SDTM XPT data files were copid from the PhUSE CDISCPILOT01 study: https://github.com/phuse-org/phuse-scripts/blob/master/data/sdtm/cdiscpilot01/ to the project folder /data/source.
Some data augmentation was necessary to test the ontology (see the data conversion process), so recreated data will not be an exact match to the original .XPT. Discrepancies will be noted at a later time.

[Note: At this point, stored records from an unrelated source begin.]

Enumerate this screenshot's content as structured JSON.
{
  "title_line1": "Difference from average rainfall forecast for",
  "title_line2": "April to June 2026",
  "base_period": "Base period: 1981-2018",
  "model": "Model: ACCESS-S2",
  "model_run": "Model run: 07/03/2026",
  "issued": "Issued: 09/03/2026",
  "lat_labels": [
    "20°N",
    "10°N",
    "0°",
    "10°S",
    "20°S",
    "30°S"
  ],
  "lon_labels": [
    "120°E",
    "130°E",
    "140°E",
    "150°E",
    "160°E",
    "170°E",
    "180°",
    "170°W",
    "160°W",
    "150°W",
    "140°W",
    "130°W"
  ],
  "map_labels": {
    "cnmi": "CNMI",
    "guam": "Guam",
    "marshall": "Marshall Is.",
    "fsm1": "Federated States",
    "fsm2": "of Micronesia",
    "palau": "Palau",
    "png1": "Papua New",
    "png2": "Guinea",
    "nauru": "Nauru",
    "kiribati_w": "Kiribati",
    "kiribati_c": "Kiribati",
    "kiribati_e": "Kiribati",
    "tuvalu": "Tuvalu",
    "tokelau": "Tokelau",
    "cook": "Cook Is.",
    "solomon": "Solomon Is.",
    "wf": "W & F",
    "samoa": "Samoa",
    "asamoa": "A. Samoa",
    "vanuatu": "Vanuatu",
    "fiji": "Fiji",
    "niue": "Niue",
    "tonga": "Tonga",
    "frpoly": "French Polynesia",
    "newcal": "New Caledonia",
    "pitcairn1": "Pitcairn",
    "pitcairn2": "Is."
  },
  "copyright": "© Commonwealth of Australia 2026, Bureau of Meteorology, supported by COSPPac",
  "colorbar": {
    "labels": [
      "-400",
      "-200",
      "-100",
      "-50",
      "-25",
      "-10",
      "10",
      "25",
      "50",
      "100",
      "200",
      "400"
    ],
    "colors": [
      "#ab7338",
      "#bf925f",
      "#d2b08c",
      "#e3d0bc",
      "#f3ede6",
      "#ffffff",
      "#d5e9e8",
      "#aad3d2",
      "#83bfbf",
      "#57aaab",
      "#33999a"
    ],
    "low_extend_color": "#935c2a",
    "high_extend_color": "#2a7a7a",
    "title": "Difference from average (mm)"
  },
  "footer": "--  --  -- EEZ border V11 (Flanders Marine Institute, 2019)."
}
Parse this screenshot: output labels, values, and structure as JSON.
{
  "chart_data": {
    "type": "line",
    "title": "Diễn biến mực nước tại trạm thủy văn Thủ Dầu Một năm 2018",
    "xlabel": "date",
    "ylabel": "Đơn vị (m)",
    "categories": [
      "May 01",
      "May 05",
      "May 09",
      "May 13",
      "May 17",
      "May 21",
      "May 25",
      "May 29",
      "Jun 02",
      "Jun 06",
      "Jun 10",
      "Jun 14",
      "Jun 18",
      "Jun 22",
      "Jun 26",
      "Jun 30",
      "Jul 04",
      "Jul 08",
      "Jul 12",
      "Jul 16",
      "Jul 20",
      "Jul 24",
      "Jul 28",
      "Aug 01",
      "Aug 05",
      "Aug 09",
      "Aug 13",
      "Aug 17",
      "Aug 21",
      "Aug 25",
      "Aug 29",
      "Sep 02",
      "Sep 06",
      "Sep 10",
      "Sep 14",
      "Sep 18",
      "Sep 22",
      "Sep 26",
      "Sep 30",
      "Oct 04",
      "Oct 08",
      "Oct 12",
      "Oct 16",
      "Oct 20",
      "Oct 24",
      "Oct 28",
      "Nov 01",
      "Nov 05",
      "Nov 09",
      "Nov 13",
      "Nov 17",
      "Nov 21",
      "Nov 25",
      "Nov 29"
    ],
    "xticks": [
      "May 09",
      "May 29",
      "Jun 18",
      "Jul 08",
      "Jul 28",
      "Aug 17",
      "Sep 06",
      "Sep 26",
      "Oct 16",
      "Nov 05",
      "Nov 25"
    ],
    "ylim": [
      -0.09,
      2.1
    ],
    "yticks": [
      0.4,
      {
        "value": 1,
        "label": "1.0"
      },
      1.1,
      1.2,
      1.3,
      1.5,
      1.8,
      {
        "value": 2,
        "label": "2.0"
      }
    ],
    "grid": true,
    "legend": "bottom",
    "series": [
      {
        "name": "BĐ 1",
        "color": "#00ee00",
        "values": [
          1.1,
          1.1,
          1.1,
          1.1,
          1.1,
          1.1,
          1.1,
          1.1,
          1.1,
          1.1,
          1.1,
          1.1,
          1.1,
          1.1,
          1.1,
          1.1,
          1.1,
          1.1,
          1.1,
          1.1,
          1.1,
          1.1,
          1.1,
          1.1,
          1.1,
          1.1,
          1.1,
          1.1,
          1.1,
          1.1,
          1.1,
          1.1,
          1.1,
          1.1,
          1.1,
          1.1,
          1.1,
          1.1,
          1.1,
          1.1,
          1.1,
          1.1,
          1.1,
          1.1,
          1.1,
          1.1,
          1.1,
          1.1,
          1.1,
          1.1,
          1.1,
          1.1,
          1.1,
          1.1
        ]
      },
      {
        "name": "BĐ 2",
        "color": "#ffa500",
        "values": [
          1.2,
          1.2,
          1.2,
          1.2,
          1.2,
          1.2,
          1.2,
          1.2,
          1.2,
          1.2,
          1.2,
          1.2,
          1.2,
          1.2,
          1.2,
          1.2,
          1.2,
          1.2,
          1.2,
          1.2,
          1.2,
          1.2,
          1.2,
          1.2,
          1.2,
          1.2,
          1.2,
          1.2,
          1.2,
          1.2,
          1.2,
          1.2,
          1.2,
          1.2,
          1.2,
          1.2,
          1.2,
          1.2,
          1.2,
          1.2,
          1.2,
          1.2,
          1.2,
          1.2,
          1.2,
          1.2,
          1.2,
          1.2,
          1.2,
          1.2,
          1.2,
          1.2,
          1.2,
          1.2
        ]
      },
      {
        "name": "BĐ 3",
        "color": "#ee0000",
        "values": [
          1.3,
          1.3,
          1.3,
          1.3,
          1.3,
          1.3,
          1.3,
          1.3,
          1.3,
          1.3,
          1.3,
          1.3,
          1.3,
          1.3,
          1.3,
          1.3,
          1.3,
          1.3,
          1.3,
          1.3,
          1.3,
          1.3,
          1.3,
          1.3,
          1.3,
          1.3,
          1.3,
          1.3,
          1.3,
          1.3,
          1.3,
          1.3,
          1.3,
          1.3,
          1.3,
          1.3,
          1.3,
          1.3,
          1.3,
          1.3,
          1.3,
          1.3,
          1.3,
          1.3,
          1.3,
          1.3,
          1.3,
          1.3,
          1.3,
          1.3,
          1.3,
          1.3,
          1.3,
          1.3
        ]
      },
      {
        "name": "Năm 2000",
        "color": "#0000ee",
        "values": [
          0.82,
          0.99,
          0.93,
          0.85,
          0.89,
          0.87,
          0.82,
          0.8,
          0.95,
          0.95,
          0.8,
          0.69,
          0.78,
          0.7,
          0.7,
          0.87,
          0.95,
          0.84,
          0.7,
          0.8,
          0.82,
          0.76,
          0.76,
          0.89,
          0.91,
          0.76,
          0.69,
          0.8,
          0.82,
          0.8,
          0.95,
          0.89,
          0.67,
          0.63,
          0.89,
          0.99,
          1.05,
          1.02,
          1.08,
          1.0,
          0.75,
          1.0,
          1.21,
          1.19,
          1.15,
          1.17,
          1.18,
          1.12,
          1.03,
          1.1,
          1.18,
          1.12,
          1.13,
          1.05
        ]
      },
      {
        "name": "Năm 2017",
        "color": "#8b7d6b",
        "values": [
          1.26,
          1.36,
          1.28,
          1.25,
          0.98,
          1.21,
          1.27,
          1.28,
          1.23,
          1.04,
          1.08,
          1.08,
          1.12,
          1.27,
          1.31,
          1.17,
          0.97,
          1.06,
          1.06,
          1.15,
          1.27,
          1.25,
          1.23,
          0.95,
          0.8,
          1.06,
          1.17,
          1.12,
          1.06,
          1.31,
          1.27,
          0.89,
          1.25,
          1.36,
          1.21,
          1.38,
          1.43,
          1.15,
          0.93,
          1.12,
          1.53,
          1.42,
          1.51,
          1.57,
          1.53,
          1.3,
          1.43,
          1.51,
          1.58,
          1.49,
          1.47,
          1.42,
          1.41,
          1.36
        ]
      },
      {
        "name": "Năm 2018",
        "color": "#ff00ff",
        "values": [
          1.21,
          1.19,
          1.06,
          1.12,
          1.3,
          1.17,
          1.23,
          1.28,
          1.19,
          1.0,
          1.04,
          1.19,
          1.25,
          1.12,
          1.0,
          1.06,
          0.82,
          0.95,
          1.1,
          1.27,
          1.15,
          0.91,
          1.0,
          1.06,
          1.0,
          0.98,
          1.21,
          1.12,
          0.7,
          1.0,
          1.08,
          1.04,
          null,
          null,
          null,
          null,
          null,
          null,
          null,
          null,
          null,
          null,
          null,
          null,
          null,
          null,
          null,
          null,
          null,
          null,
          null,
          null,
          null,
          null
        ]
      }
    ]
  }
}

DM, SUPPDM, VS , and some of EX are the initial domains used in the project. This may expand if the project timeline permits.
-
study.ttl (namespace = study: ) The main file. It contains the OWL classes and predicates to represent a single study in RDF. It is a metamodel in the sense that instantiation of study.ttl results in an ontology for a single study. study.ttl is heavily BRIDG-based but not entirely as it attempts to better align with how clinical data are generated and used in health care. study.ttl can be thought of as a generic study schema, not associated with any particular protocol. It can be the starting point for each new study and contains the items needed to derive the blank case report form and contributes to the DEFINE file.
-
code.ttl (namspace = code:) - imported by the study ontology file (study.ttl), code.ttl contains or links to important biomedical concepts that are managed by outside third parties (e.g. CDISC, W3C, and in the future, MedDRA, LOINC, WHO Drug Dictionary, CIMI). All the standard terms needed for the pilot study are contained in code.ttl
-
cdiscpilot01-protocol.ttl imports the study.ttl file and contains protocol-specified activities and rules. Whereas study.ttl describes generic activities and observations in a study, this file describes the specific observations for a particular study and the rules for when to perform them. cdiscpilot01-protocol.ttl includes treatment arm resources and custom analyses. Later development may include the addition of classes like "Protocol-Specified Activity", "Planned Activity", "Scheduled Activity", "Performed Activity", etc.. They are not currently needed for this project and can be derived as owl:Restriction(s) based on the properties of the Activity. For example, a Protocol Specified Activity is any Defined Activity that is associated with a Start Rule; A Planned Activity, is an instance of a Protocol Specified Activity that is associated with a Subject, ....etc. Note: These items are also of importance to the PhUSE "Protocol as RDF" project. May include information like the location of information on the CRF.
-
cdiscpilot01.ttl imports the protocol file above (#3) and adds instance data for the first 3 subjects in the pilot study. Instance data is manually added to the .ttl file as needed for testing and development. The file cdiscpilot01-R.ttl is from first attempts to convert XPT source data using R. It will be replaced with a file from the SMS process: cdiscpilot01-SMS.ttl (mapped using SMS, uploaded to Stardog, exported to TTL). The two files are compared to ensure the original hard-coded ontology instance data matches those created by the data conversion process.
-
To get the data out in a format that we want (e.g. SDTM) we need to link all this information to an SDTM ontology. this is accomplished at the protocol level via the sdtm-cd01p.ttl file, from which one can automate the creation of define.xml and eventually the blank case report form.
-
At the instance level, we take the instance data (cdiscpilot01.ttl) and link it to the sdtm ontology (see sdtm-cdisc01.ttl). This file is used to generate high quality, highly standardized SDTM domains (DM, VS, and SUPPDM) using embedded SPARQL queries (i.e. spin: rules). Note that the instance data file also contains limited exposure information needed to derived certain DM variables (RFXSTDTC and RFXENDTC) although representing full exposure data to generate the EX domain is currently out of scope.
- sdtm.ttl
- Mini study ontology in RDF/OWL. Variable Name, Label, Role. Used to generate: 1. SDTM domains in the prototype 2. DEFINE XML .
- sdtmig-3-1-3.ttl
- SDTM IG version 3.1.3. Used to generate: 1. SDTM domains in the prototype 2. DEFINE XML
- sdtm-cdisc01.ttl
- Links cdiscpilot01.ttl with study.ttl for round-tripping the data back to the SDTM standard.
- sdtm-cd01p.ttl
- Specific to implmentation of a specific protocol. Used where SDTM provides flexibiity in implementation. Example: Comment for USUBJID: "Concatenation of STUDYID, DM.SITEID and DM.SUBJID" . This is the "protocol-specific SDTM implemntation file." Used in generation of DEFINE XML.